PII-176 - PHYSIOLOGICALLY-BASED PHARMACOKINETIC MODELING FOR ASSESSMENT OF THE DRUG-DRUG INTERACTION POTENTIAL OF ZAVEGEPANT

A. Ke¹, E. Callegari², R. Bhardwaj¹, M. Varma², C. Muto², R. Bertz³, V. Sahasrabudhe², J. Liu²; ¹Certara USA, ²Pfizer, Inc., ³Biohaven Pharmaceuticals.

Background: Zavegepant 10 mg nasal spray is a calcitonin gene-related peptide receptor antagonist indicated for acute treatment of migraine in adults. Zavegepant is a cytochrome P450 3A4 (CYP3A4), P-glycoprotein (P-gp), organic anion transporting polypeptide 1B3 (OATP1B3), and Na+/taurocholate cotransporting polypeptide (NTCP) substrate in vitro. Physiologically-based pharmacokinetic (PBPK) modeling was used to assess drug-drug interaction (DDI) of zavegepant with rifampin and other potential concomitant medications.

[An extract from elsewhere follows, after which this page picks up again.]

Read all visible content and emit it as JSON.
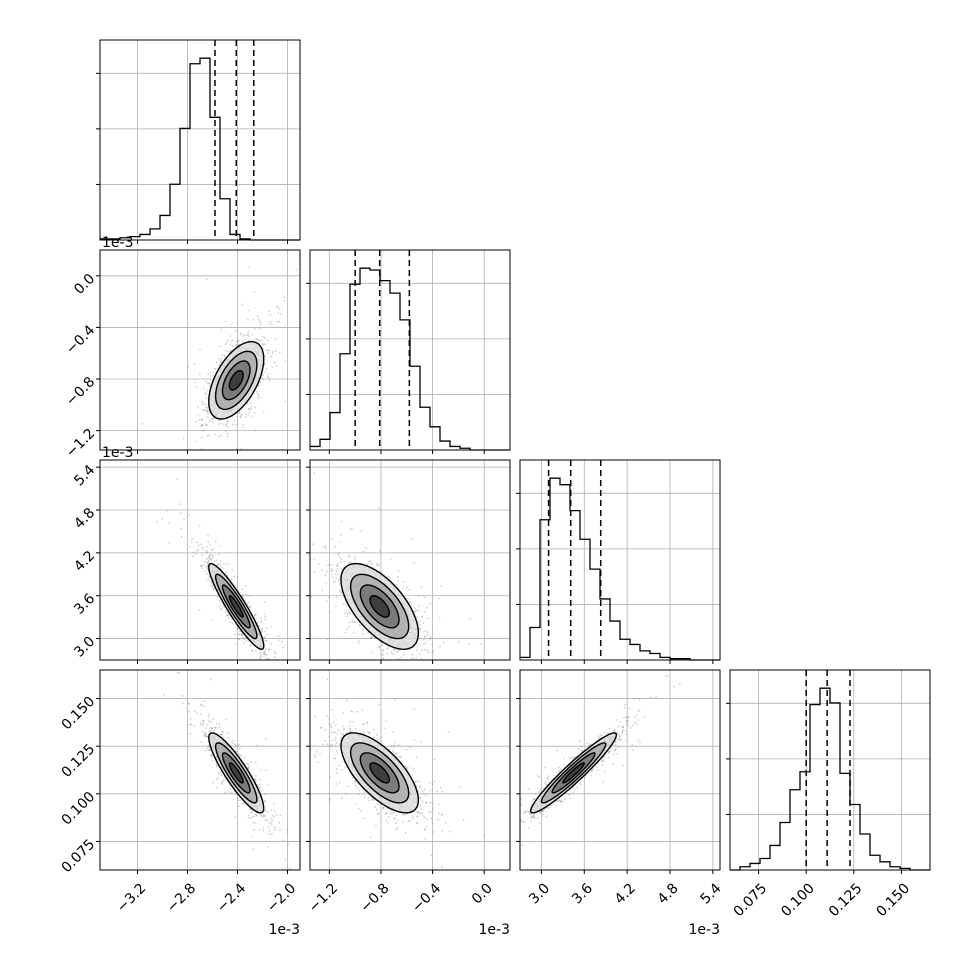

Methods: A combination of in vitro, human mass balance, and clinical zavegepant PK data was used for PBPK model development. Observed oral and intranasal (IN) zavegepant DDI with itraconazole (strong CYP3A4 and P-gp inhibitor) and observed oral zavegepant DDI with multiple-dose (MD) rifampin (strong CYP3A inducer; OATP1B3 and NTCP inhibitor) were used to estimate the contribution of P-gp (intestine and liver) and hepatic uptake transporters, respectively, and were incorporated into the model. Models predicted DDI of IN zavegepant with single-dose (SD) or MD rifampin, cyclosporine A (OATP1B3, NTCP, and P-gp inhibitor), and moderate (efavirenz) or strong (carbamazepine) CYP3A4 and/or P-gp inducers.

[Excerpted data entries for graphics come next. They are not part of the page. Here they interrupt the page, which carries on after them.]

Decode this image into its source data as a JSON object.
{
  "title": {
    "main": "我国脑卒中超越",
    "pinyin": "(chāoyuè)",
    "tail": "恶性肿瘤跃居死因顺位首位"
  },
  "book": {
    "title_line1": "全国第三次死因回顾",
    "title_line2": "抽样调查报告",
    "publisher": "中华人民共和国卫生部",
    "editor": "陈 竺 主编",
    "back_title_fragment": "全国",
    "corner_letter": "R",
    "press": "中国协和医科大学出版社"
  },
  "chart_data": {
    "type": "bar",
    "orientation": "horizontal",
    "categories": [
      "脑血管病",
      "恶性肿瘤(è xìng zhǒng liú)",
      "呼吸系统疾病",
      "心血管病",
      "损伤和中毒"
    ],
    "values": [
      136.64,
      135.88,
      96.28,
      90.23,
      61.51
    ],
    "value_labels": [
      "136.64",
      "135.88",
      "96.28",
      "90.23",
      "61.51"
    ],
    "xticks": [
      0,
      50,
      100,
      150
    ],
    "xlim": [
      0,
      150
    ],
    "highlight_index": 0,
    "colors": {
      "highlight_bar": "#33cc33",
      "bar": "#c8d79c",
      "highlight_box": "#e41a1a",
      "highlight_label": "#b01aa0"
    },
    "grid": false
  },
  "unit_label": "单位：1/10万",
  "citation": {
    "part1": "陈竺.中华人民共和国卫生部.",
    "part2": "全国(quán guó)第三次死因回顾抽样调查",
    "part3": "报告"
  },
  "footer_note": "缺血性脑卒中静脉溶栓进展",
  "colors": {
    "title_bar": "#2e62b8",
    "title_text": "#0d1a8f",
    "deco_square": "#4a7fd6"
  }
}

Results: The PBPK model indicated that DDI observed between itraconazole and oral zavegepant is primarily through P-gp inhibition and the observed DDI with MD rifampin is predominantly due to inhibition of hepatic uptake transport. Predicted DDI effects for IN zavegepant with SD rifampin were 2.39 for AUC ratio (AUCR) and 1.70 for Cmax ratio (CmaxR; Table). Predicted effects for IN zavegepant with MD rifampin were 2.11 for AUCR and 1.67 for CmaxR. Predicted effects for IN zavegepant with SD cyclosporine A were 1.58 for AUCR and 1.23 for CmaxR, with greatest DDI assuming a 90:10 ratio of OATP1B3:NTCP contribution. Predicted induction effects on IN zavegepant were negligible ( < 10%) for carbamazepine and efavirenz.

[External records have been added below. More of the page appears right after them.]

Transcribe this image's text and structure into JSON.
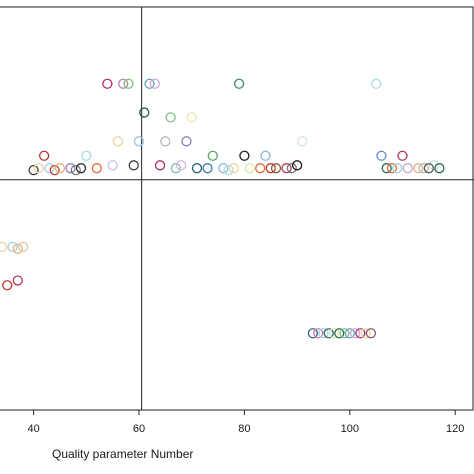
{
  "chart_data": {
    "type": "scatter",
    "title": "",
    "xlabel": "Quality parameter Number",
    "ylabel": "",
    "x_ticks": [
      40,
      60,
      80,
      100,
      120
    ],
    "xlim": [
      33.5,
      120
    ],
    "ylim": [
      -3.4,
      0.8
    ],
    "grid": false,
    "legend": "none",
    "reference_lines": {
      "x": 60.5,
      "y": -1.0
    },
    "marker": "open-circle",
    "points": [
      {
        "x": 54,
        "y": 0,
        "color": "#b0306e"
      },
      {
        "x": 57,
        "y": 0,
        "color": "#c87dab"
      },
      {
        "x": 58,
        "y": 0,
        "color": "#77c277"
      },
      {
        "x": 62,
        "y": 0,
        "color": "#5aa6b8"
      },
      {
        "x": 63,
        "y": 0,
        "color": "#c7a6d9"
      },
      {
        "x": 79,
        "y": 0,
        "color": "#3d8b6b"
      },
      {
        "x": 105,
        "y": 0,
        "color": "#aed8e6"
      },
      {
        "x": 61,
        "y": -0.3,
        "color": "#2b5747"
      },
      {
        "x": 66,
        "y": -0.35,
        "color": "#7fbf7f"
      },
      {
        "x": 70,
        "y": -0.35,
        "color": "#f4e2a3"
      },
      {
        "x": 56,
        "y": -0.6,
        "color": "#f0d29a"
      },
      {
        "x": 60,
        "y": -0.6,
        "color": "#9cc4e4"
      },
      {
        "x": 65,
        "y": -0.6,
        "color": "#b9b9b9"
      },
      {
        "x": 69,
        "y": -0.6,
        "color": "#8e7bbf"
      },
      {
        "x": 91,
        "y": -0.6,
        "color": "#cde8f0"
      },
      {
        "x": 42,
        "y": -0.75,
        "color": "#c0392b"
      },
      {
        "x": 50,
        "y": -0.75,
        "color": "#a6dbe8"
      },
      {
        "x": 74,
        "y": -0.75,
        "color": "#5aa860"
      },
      {
        "x": 80,
        "y": -0.75,
        "color": "#1e1e1e"
      },
      {
        "x": 84,
        "y": -0.75,
        "color": "#8cb4d4"
      },
      {
        "x": 106,
        "y": -0.75,
        "color": "#5f8fd9"
      },
      {
        "x": 110,
        "y": -0.75,
        "color": "#b5385d"
      },
      {
        "x": 116,
        "y": -0.85,
        "color": "#c5e8d0"
      },
      {
        "x": 40,
        "y": -0.9,
        "color": "#3a3a3a"
      },
      {
        "x": 41,
        "y": -0.88,
        "color": "#f2d3a2"
      },
      {
        "x": 43,
        "y": -0.88,
        "color": "#9fd3e3"
      },
      {
        "x": 44,
        "y": -0.9,
        "color": "#c0392b"
      },
      {
        "x": 45,
        "y": -0.88,
        "color": "#e8b07a"
      },
      {
        "x": 47,
        "y": -0.88,
        "color": "#8a7fbf"
      },
      {
        "x": 48,
        "y": -0.9,
        "color": "#777777"
      },
      {
        "x": 49,
        "y": -0.88,
        "color": "#2f2f2f"
      },
      {
        "x": 52,
        "y": -0.88,
        "color": "#e06c3c"
      },
      {
        "x": 55,
        "y": -0.85,
        "color": "#c7c7e8"
      },
      {
        "x": 59,
        "y": -0.85,
        "color": "#444444"
      },
      {
        "x": 64,
        "y": -0.85,
        "color": "#b0306e"
      },
      {
        "x": 67,
        "y": -0.88,
        "color": "#78c4b4"
      },
      {
        "x": 68,
        "y": -0.85,
        "color": "#d9b3d9"
      },
      {
        "x": 71,
        "y": -0.88,
        "color": "#2f5f7f"
      },
      {
        "x": 73,
        "y": -0.88,
        "color": "#3a7fa8"
      },
      {
        "x": 76,
        "y": -0.88,
        "color": "#8fb7d9"
      },
      {
        "x": 77,
        "y": -0.9,
        "color": "#a6dbe8"
      },
      {
        "x": 78,
        "y": -0.88,
        "color": "#f0d29a"
      },
      {
        "x": 81,
        "y": -0.88,
        "color": "#d9e8a6"
      },
      {
        "x": 83,
        "y": -0.88,
        "color": "#e06c3c"
      },
      {
        "x": 85,
        "y": -0.88,
        "color": "#c0392b"
      },
      {
        "x": 86,
        "y": -0.88,
        "color": "#8a5a3a"
      },
      {
        "x": 88,
        "y": -0.88,
        "color": "#b5385d"
      },
      {
        "x": 89,
        "y": -0.88,
        "color": "#7a7a7a"
      },
      {
        "x": 90,
        "y": -0.85,
        "color": "#1e1e1e"
      },
      {
        "x": 107,
        "y": -0.88,
        "color": "#2d6a4f"
      },
      {
        "x": 108,
        "y": -0.88,
        "color": "#e06c3c"
      },
      {
        "x": 109,
        "y": -0.88,
        "color": "#9fd3e3"
      },
      {
        "x": 111,
        "y": -0.88,
        "color": "#c7a6d9"
      },
      {
        "x": 113,
        "y": -0.88,
        "color": "#e8b07a"
      },
      {
        "x": 114,
        "y": -0.88,
        "color": "#b9b9b9"
      },
      {
        "x": 115,
        "y": -0.88,
        "color": "#5a5a5a"
      },
      {
        "x": 117,
        "y": -0.88,
        "color": "#2d6a4f"
      },
      {
        "x": 34,
        "y": -1.7,
        "color": "#f0d29a"
      },
      {
        "x": 36,
        "y": -1.7,
        "color": "#9fd3e3"
      },
      {
        "x": 37,
        "y": -1.72,
        "color": "#e8b07a"
      },
      {
        "x": 38,
        "y": -1.7,
        "color": "#d9c7a6"
      },
      {
        "x": 35,
        "y": -2.1,
        "color": "#c0392b"
      },
      {
        "x": 37,
        "y": -2.05,
        "color": "#b5385d"
      },
      {
        "x": 93,
        "y": -2.6,
        "color": "#3a5f7f"
      },
      {
        "x": 94,
        "y": -2.6,
        "color": "#c87dab"
      },
      {
        "x": 95,
        "y": -2.6,
        "color": "#9fd3e3"
      },
      {
        "x": 96,
        "y": -2.6,
        "color": "#2f5f7f"
      },
      {
        "x": 97,
        "y": -2.6,
        "color": "#d9e8a6"
      },
      {
        "x": 98,
        "y": -2.6,
        "color": "#2d6a4f"
      },
      {
        "x": 99,
        "y": -2.6,
        "color": "#7fbf7f"
      },
      {
        "x": 100,
        "y": -2.6,
        "color": "#5aa6b8"
      },
      {
        "x": 101,
        "y": -2.6,
        "color": "#c7a6d9"
      },
      {
        "x": 102,
        "y": -2.6,
        "color": "#b0306e"
      },
      {
        "x": 103,
        "y": -2.6,
        "color": "#f0d29a"
      },
      {
        "x": 104,
        "y": -2.6,
        "color": "#8a5a6e"
      }
    ]
  }
}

Conclusion: PBPK modeling and observed clinical PK data support zavegepant nasal spray labeling recommendations that CYP3A4 inhibitors/inducers or P-gp inhibitors do not have a clinically relevant effect on zavegepant exposure. OATP1B3/NTCP inhibitors may result in a significant increase in zavegepant exposure and co-administration should be avoided.